Tribunal upholds £68,000 penalty over AML failures and misuse of client account
A law firm has failed in its attempt to overturn a substantial regulatory penalty after a tribunal upheld findings of anti-money laundering (AML) failures and misuse of client account facilities.
The Solicitors Disciplinary Tribunal dismissed an appeal brought by Scott-Moncrieff and Associates Limited against a £68,000 fine imposed by the Solicitors Regulation Authority.
The penalty followed findings that the firm failed to maintain adequate safeguards against money laundering risks over several years and allowed its client account to be used as a banking facility.
The tribunal heard that between 2017 and 2021, the firm did not have a compliant firm-wide risk assessment in place, as required under the Money Laundering Regulations. It also failed to establish appropriate policies and controls to mitigate those risks.
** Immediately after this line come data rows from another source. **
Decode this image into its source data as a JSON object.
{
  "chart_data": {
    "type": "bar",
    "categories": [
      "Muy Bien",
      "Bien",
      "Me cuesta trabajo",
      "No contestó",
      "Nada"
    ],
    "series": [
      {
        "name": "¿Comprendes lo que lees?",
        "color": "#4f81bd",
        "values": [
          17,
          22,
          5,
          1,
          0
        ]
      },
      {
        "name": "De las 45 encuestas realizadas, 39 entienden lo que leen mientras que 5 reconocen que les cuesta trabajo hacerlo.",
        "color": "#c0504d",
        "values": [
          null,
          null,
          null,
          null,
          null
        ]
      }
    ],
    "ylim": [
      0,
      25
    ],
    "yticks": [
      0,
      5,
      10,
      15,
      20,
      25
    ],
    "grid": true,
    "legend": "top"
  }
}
In addition, the firm permitted transactions through its client account that were not linked to the delivery of legal services. This included handling millions of dollars in payments connected to an international transaction, which raised concerns about potential misuse of the account.
The firm challenged both the findings and the level of the penalty, arguing that its business model and the limited proportion of AML-relevant work should have been treated as exceptional circumstances warranting a lower fine.
It also argued that the regulator had taken irrelevant factors into account and failed to properly recognise mitigating steps taken after the breaches were identified.
However, the tribunal rejected all grounds of appeal, concluding that the original decision-maker had correctly applied the regulatory framework and exercised discretion within reasonable bounds.
The tribunal found that the seriousness and duration of the breaches justified the financial penalty, noting that deficiencies in compliance persisted despite guidance and warnings from the regulator.
It also dismissed arguments that the firm’s structure or the proportion of regulated work reduced the seriousness of the misconduct, stating that firms cannot rely on their business models to limit regulatory consequences.
On the issue of the client account, the tribunal agreed that allowing it to be used for transactions unrelated to legal services created a clear risk of facilitating improper activity, including money laundering.
The tribunal ultimately held that the original findings and penalty were proportionate and within the range of reasonable decisions available. The appeal was dismissed in full, and the firm was ordered to pay additional costs of £12,211.